Il terrorismo nero non è stato pura eversione, ma un disegno sistematico a cui hanno partecipato, in qualche maniera, anche quei personaggi che fingevano di accettare le regole della democrazia. Se il Partito Comunista e i sindacati di sinistra hanno combattuto duramente le Brigate Rosse e il terrorismo di ispirazione marxista, lo stesso non si può dire dell’MSI. Il partito erede del fascismo, la cui fiamma campeggia ancora nel simbolo di Fratelli d’Italia, nei confronti dei gruppuscoli che tramavano contro la democrazia e nei confronti delle forze poi protagoniste di attentati e stragi, ebbe un atteggiamento ambiguo o addirittura complice. Ci sono stati dirigenti dell’MSI condannati per attività eversive, c’è stato anche chi, come il leader Almirante, che tanti oggi osannano con una retorica insopportabile, si avvalse dell’immunità parlamentare per sfuggire all’accusa di favoreggiamento per un attentato in cui morirono tre carabinieri.
La verità è che la storia del fascismo, anche dentro la Repubblica, è popolata da ombre oscure e da personaggi inquietanti, come Junio Valerio Borghese, ex comandante della X Mas e presidente dell’MSI per un triennio: un fascista convinto, protagonista della funesta strategia della tensione e organizzatore di un tentato golpe per rovesciare il potere democratico nel 1970. Insomma, la storia dell’Italia Repubblicana, che nasce dalla sconfitta del fascismo, dal fascismo ha dovuto costantemente difendersi. Ecco perché oggi è necessario non abbassare la guardia davanti a chi sta colpevolmente cercando di negare la verità per sostituirla con visioni false e strumentali, con l’obiettivo di riscrivere la storia sovvertendo l’ordine delle responsabilità o alterando la portata dei fatti.
Non è soltanto la polemica (peraltro non nuova) sul 25 aprile, ma è anche l’escalation di dichiarazioni gravi sulla storia della Resistenza come quelle di chi dovrebbe rappresentare la seconda carica dello Stato e che, in realtà, mostra di essere più simile a una macchietta. Solo che a differenza della macchietta, buona per tutte le stagioni destrorse, da Fini a Berlusconi fino a Giorgia Meloni, Ignazio La Russa è un senatore, il presidente del Senato, il supplente del Presidente della Repubblica.
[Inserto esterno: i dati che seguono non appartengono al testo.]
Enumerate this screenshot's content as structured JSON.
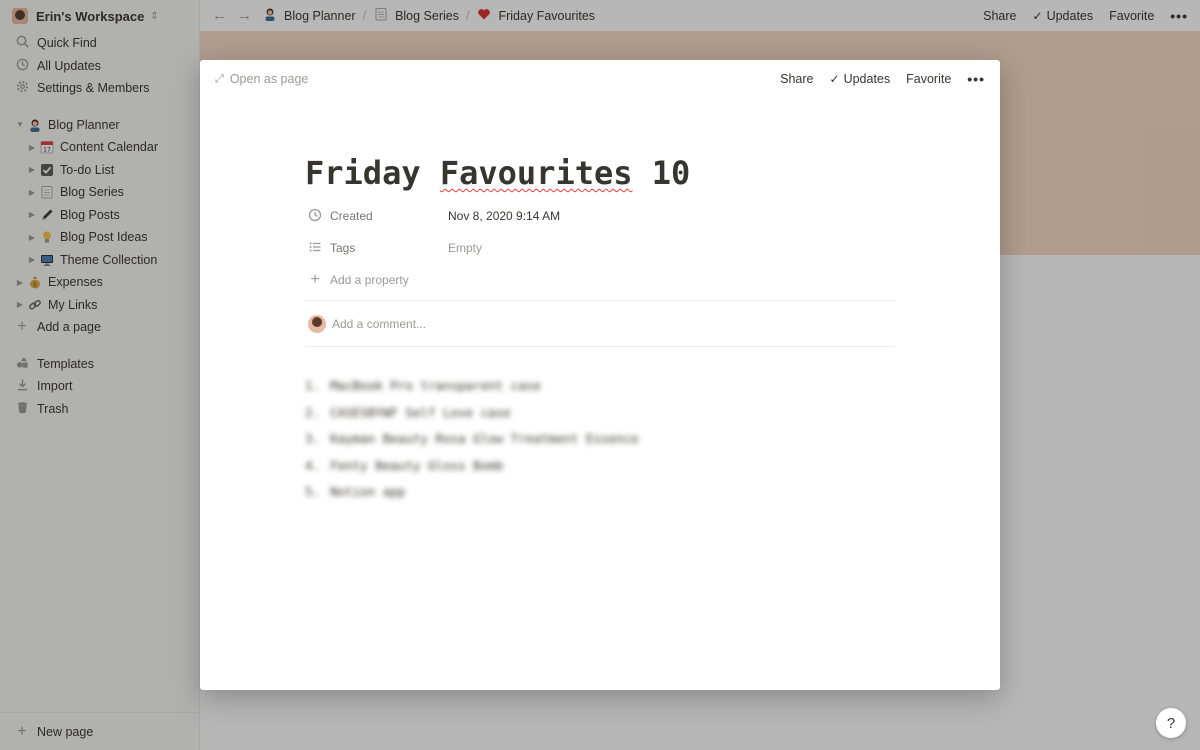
{
  "workspace": {
    "name": "Erin's Workspace"
  },
  "sidebar": {
    "nav": [
      {
        "label": "Quick Find",
        "icon": "search-icon"
      },
      {
        "label": "All Updates",
        "icon": "clock-icon"
      },
      {
        "label": "Settings & Members",
        "icon": "gear-icon"
      }
    ],
    "pages": [
      {
        "label": "Blog Planner",
        "icon": "person-icon",
        "expanded": true
      },
      {
        "label": "Content Calendar",
        "icon": "calendar-icon"
      },
      {
        "label": "To-do List",
        "icon": "checkbox-icon"
      },
      {
        "label": "Blog Series",
        "icon": "notepad-icon"
      },
      {
        "label": "Blog Posts",
        "icon": "pen-icon"
      },
      {
        "label": "Blog Post Ideas",
        "icon": "lightbulb-icon"
      },
      {
        "label": "Theme Collection",
        "icon": "monitor-icon"
      },
      {
        "label": "Expenses",
        "icon": "moneybag-icon"
      },
      {
        "label": "My Links",
        "icon": "link-icon"
      }
    ],
    "add_page": "Add a page",
    "tools": [
      {
        "label": "Templates",
        "icon": "templates-icon"
      },
      {
        "label": "Import",
        "icon": "download-icon"
      },
      {
        "label": "Trash",
        "icon": "trash-icon"
      }
    ],
    "new_page": "New page"
  },
  "topbar": {
    "breadcrumbs": [
      {
        "label": "Blog Planner",
        "icon": "person-icon"
      },
      {
        "label": "Blog Series",
        "icon": "notepad-icon"
      },
      {
        "label": "Friday Favourites",
        "icon": "heart-icon"
      }
    ],
    "share": "Share",
    "updates": "Updates",
    "favorite": "Favorite",
    "more": "•••"
  },
  "modal": {
    "open_as_page": "Open as page",
    "share": "Share",
    "updates": "Updates",
    "favorite": "Favorite",
    "more": "•••",
    "title_word1": "Friday",
    "title_word2": "Favourites",
    "title_word3": "10",
    "properties": [
      {
        "name": "Created",
        "value": "Nov 8, 2020 9:14 AM",
        "icon": "clock-icon"
      },
      {
        "name": "Tags",
        "value": "Empty",
        "icon": "list-icon"
      }
    ],
    "add_property": "Add a property",
    "comment_placeholder": "Add a comment...",
    "items": [
      {
        "num": "1.",
        "text": "MacBook Pro transparent case"
      },
      {
        "num": "2.",
        "text": "CASESBYWF Self Love case"
      },
      {
        "num": "3.",
        "text": "Kayman Beauty Rosa Glow Treatment Essence"
      },
      {
        "num": "4.",
        "text": "Fenty Beauty Gloss Bomb"
      },
      {
        "num": "5.",
        "text": "Notion app"
      }
    ]
  },
  "colors": {
    "banner": "#f6d9c3",
    "sidebar_bg": "#f7f6f3",
    "text": "#37352f",
    "muted": "#9b9a97"
  }
}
Una carica che andrebbe ricoperta con rispetto per le istituzioni e per la Costituzione che l’ha partorita, e non invece con il piglio sbilenco dell’esponente di partito, dell’erede nostalgico di quel fascismo di cui nel privato venera i simboli, del personaggio da disputa social, del grottesco gaffeur che, dopo averla sparata grossa, si appella al trito ritornello della cattiva interpretazione altrui. Il problema, però, è che La Russa non è il solo. Perché in quel di Fratelli d’Italia sono tanti a rimanere incollati al passato.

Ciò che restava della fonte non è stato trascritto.